I haven’t been posting this school year very much, as I have been working on my new book, which should be finished before the end of the year and published next year. But I have had several interesting conversation lately with children, and thought I would share some of them.
In a fifth grade class last month, we read the story I’m a Frog by Mo Willems, about which I have written in the past. The story raises questions about the nature of pretending.
After reading the story, the children articulated the questions about which the story led them to wonder. They then voted to discuss the question, “Does everyone pretend?”
“Everyone pretends, but kids pretend more. Kids have more time to play pretend.
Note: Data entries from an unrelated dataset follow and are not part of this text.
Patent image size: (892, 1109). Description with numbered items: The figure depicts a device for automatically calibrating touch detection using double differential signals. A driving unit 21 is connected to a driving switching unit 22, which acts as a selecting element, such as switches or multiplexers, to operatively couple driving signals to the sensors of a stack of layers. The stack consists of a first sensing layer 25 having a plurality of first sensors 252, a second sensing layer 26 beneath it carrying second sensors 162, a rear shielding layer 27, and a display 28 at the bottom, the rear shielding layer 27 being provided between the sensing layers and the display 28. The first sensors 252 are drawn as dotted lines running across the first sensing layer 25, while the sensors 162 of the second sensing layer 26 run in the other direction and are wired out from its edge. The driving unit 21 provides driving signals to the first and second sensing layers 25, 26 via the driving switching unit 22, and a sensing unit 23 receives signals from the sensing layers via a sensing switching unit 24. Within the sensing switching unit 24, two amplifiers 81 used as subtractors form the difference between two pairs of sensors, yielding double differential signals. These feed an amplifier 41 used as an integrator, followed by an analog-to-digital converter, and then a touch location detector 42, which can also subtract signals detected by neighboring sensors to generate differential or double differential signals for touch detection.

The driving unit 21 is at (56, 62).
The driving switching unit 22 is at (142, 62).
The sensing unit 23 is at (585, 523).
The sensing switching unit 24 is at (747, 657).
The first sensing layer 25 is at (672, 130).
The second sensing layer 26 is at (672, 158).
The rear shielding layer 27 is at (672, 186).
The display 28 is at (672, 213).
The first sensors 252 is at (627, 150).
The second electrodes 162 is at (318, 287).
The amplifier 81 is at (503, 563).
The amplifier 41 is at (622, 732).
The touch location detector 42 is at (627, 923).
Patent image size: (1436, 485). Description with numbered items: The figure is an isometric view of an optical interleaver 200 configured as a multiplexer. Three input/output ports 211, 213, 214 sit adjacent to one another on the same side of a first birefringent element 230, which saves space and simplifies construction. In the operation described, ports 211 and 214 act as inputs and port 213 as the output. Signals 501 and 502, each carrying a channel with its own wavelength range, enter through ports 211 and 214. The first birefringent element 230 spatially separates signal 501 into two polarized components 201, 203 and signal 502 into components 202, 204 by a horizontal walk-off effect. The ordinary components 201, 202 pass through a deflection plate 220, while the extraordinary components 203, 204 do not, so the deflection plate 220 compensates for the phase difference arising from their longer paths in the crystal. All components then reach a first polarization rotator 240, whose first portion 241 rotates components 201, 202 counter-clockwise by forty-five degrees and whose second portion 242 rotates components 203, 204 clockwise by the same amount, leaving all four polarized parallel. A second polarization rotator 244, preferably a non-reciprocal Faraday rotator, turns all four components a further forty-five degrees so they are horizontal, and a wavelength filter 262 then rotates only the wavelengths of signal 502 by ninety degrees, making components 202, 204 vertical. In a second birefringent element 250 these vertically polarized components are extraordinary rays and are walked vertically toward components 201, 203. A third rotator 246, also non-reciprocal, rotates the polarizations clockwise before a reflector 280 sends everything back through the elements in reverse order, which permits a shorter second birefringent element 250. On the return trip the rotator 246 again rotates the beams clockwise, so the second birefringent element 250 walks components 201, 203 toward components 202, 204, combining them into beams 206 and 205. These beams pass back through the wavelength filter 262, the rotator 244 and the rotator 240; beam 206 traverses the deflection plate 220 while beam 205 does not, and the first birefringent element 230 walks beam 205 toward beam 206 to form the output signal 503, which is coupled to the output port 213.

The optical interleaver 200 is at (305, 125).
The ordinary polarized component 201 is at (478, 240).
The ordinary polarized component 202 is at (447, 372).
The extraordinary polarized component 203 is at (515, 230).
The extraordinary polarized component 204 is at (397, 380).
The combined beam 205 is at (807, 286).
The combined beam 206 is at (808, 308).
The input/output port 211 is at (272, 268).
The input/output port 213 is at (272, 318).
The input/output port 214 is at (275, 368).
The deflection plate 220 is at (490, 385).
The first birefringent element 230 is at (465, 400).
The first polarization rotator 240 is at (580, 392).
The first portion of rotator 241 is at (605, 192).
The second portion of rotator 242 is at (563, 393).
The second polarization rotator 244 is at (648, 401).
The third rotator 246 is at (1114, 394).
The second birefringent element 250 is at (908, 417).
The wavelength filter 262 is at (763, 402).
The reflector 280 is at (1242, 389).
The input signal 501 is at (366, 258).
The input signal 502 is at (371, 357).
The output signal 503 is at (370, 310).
Like at recess.”
“I was wondering if dreaming counts as pretending. I kind of think it does, because when you dream you’re imagining something.”
“I disagree. Dreams aren’t pretending because they are based on what happens to you in real life and turns whatever happens into a kind of jumbled mess. Actually, I think it could go either way. What you dream is not real, it’s made up, but you don’t get to choose, you don’t make it up.”
“I think that if imagining something when you’re awake is a form of pretending, but you’re not actually doing anything, just fantasizing about something, then dreaming could be pretending too.”
“I don’t know if dreaming really counts, because you’re sleeping and you might not even remember what you dream. Daydreaming, where you’re making up a fantasy in your head, counts as pretending, but not dreaming while you’re asleep.”
“Dreaming isn’t a form of pretending because you’re not intending to pretend anything.”
“I agree. You have to be able to control when you pretend. You can just do it in your head, you don’t have to do physical stuff. But you do have to have control.”
I asked if this meant that pretending had to be intentional, though it did not require doing anything in particular other than thinking about it. In the story, Piggy defines pretending as acting as if you are something you’re not – is that right?
“I think you can pretend to be something you are, too. Like if you have low self-esteem, and you didn’t think you could do something, you could pretend you could do it, and then maybe you actually could do it.”
“If pretending is acting like something you’re not, everyone does pretend. Probably everyone dressed up for Halloween at least once. And even if you didn’t, you pretend that everyone else is actually who they are dressed up to be.”
“I think that pretending is a way of helping your brain practice being creative. You get new ideas by giving yourself a break. Like if you do a lot of math, and you don’t take any breaks and your mind gets cluttered and can’t focus as well, pretending will open up more creativity for you.”
“There is definitely a connection between creativity and pretending. You can spread your creativity in lots of ways, like through art. Pretending is another way to do that.”
I asked, if pretending is positive and important, why do we stop?
“Maturity. You see other people stopping and you think it’s not cool to pretend anymore, that it’s immature.”
“Most kids pretend. When you’re older, maturity takes over your creativity. You think, ‘I’m older, I’m not supposed to be doing this anymore, it’s immature.’ “
“Everyone pretends, some more and some less, and about different things. An adult might not pretend to be a flower princess, but an adult might pretend that they have a lot of money, or that they are the ideal self they want to be.”
“When you’re younger, you pretend, and you’re more confident it can actually happen. When you’re older, you can still pretend the same thing, but you think it probably won’t happen.”
“But maybe instead of pretending to be something, as an adult you can actually just try to become that thing.”
As always, the children left me with a lot to consider. In particular, I’ve been thinking ever since our conversation about the ways in which pretending to be something you actually are, but perhaps are not confident that you are, can allow you to fully grow into that part of yourself.